Se vacía de contenido el corazón y la aventura simplista domina el escenario. La mirada fría, y el yo enraizado en superficialidades han convertido la pandemia en refugio para el desquite y el mirar y dejar pasar. Cada cual vive en su entorno glorificado, una especie de bunker para desde allí observar el deterioro del corazón. 

     El aislamiento como estilo de vida deja huellas imborrables. Desde ese ambiente se crean mundos artificiales, actitudes de indiferencia y distancia y categoría. El limitado espacio emocional engendra el coloquio con las arbitrariedades más excéntricas y el evaluar comportamientos se convierte en tiranía. El círculo familiar y el vecinal se reducen a un saludo de lejos, casi una mueca.

      Se observa el cenit del Covid, pero las cicatrices quedan como un balde de agua fría. No es fácil pasar por la aduana de la vida arrastrando miedos, pesares, llanto con el consabido “no me toques” como regla de comportamiento. Todo lo vivido no es letra muerta, ni una cuarentena mística, sino realismo de la existencia, dolores que hablan por sí mismos.
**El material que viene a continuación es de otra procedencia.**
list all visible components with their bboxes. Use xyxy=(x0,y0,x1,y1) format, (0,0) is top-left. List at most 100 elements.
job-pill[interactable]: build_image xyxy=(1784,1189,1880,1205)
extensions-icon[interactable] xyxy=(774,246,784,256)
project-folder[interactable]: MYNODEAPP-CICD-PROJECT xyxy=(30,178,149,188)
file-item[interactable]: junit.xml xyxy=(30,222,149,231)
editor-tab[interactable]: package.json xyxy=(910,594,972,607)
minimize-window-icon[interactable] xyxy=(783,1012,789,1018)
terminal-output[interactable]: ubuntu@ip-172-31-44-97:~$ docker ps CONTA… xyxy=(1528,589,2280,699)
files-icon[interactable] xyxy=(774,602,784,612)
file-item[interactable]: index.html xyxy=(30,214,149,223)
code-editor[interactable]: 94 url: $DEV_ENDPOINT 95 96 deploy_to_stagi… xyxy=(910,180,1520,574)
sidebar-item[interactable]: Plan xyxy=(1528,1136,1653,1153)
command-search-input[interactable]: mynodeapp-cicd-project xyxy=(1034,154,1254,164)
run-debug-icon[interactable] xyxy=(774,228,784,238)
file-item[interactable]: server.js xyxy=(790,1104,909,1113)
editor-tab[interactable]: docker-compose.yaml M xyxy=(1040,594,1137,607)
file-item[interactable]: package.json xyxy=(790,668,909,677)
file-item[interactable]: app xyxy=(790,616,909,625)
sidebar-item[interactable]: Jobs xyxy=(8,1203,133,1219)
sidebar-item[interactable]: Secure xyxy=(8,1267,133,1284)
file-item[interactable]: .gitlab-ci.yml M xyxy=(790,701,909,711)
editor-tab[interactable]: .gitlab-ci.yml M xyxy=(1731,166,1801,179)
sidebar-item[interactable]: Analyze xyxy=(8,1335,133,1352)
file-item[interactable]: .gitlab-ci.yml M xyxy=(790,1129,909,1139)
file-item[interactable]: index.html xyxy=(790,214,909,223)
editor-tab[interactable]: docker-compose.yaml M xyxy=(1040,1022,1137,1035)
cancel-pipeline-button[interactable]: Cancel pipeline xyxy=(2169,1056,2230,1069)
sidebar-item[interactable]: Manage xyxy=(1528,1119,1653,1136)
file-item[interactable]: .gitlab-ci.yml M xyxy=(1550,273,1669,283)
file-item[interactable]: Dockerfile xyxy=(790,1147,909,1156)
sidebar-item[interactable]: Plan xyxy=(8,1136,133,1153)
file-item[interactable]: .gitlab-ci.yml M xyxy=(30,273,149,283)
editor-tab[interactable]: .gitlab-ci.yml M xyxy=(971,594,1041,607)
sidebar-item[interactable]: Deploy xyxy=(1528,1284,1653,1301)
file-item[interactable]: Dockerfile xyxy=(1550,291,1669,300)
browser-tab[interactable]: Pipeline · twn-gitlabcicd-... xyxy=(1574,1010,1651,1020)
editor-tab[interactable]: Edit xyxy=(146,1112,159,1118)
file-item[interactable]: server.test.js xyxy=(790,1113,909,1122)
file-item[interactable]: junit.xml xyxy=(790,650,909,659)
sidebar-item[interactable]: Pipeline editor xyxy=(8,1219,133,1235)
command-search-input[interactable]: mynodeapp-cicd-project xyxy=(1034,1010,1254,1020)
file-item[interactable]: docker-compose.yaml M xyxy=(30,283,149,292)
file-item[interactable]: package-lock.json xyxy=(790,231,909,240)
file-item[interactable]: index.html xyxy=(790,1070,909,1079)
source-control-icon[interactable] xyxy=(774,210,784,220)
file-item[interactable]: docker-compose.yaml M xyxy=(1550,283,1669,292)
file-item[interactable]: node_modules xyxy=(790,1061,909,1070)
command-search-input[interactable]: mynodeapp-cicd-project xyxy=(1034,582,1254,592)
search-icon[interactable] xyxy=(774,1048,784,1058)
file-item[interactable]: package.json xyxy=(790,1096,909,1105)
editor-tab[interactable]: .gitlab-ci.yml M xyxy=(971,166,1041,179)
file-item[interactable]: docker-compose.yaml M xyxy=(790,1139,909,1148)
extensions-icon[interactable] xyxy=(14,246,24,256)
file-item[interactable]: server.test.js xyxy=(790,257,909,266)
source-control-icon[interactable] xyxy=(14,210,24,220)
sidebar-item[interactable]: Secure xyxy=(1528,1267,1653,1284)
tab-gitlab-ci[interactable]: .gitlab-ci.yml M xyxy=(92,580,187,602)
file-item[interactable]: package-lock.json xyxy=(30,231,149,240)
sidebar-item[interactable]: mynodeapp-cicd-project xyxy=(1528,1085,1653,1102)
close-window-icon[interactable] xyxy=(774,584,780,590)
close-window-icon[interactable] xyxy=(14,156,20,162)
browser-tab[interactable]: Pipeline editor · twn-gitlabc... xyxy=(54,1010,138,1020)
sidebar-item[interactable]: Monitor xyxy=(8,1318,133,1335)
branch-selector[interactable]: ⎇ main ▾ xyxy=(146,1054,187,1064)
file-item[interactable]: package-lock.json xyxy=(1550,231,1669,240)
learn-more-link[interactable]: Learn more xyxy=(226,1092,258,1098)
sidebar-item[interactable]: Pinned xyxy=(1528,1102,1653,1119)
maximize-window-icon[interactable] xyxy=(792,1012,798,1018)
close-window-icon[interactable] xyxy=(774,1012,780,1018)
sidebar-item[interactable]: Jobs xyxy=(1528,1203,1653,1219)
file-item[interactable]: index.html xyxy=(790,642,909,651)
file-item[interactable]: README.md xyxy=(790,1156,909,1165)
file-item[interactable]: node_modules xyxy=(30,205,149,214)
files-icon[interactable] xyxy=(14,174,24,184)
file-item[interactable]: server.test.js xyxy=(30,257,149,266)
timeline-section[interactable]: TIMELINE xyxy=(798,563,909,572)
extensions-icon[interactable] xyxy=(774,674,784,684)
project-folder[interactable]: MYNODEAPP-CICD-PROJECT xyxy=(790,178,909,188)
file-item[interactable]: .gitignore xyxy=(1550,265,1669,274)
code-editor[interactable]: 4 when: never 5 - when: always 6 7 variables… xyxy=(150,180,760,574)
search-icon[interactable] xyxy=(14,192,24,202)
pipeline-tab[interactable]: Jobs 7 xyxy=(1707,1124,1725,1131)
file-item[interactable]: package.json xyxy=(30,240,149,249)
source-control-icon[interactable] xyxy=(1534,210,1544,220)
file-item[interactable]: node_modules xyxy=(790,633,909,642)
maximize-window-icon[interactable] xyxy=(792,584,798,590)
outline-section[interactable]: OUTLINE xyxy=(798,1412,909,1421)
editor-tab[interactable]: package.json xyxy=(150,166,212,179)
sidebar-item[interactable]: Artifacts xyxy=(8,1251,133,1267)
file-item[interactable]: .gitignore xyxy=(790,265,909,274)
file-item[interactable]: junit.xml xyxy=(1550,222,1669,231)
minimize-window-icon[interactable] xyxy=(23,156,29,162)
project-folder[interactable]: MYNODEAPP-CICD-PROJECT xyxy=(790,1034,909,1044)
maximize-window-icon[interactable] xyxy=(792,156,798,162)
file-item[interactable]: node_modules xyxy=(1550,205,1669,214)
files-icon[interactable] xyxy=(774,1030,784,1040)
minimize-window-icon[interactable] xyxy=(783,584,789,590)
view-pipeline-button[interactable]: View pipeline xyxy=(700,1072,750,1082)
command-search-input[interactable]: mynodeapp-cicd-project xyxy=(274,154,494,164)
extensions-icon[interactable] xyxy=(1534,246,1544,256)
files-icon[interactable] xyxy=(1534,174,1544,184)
     La justa perspectiva de las cosas nos provee una llave para abrir la puerta de vivir asimilando el misterio para no perdernos en la obscuridad y dar pasos en falso. Siempre hay que mirar lontananza, más allá, para no caer por los riscos y orientar el corazón hacia la fe inspiradora. La virtud teologal no es corta dirección, o un mero sentimiento, subsidia la dulce mirada, alumbra sin desfallecer.   

     En todo momento el amor ejerce su poderío libertador. Ama y haz lo que quiera, decía San Agustín con voz solemne. Resistir desde el ámbito luminoso genera una fuerza trascendental, una alegría de amor y servir. No se vive para la huida, sino para la participación de mente y corazón en todo detalle de superación. 

     Empezar de nuevo, después de esos días disciplinarios, requiere de amor que revive, que es medicina oportuna. Encarar la realidad, con su éxtasis y su llanto, requiere de un proceso de aprendizaje que valora a la persona, que surja por todas partes el grito de un somos real y verdadero que dicte la pauta a seguir.

     El mandato de Dios es el nuestro en la capacidad de amar y servir. No hay otra ruta, ni otra fórmula. Conviene acelerar el proceso de integración para establecer la nueva mirada, el nuevo ritmo de vida. Siempre hay una oportunidad para sacar a flote lo mejor de la cosecha. Este en el momento preciso.

     El amor verdadero desvanece toda pretensión de dramatismo. El Señor nos consuela y nos dirige. Hay esperanza y sentido fraternal cuando el amor abraza dulcemente.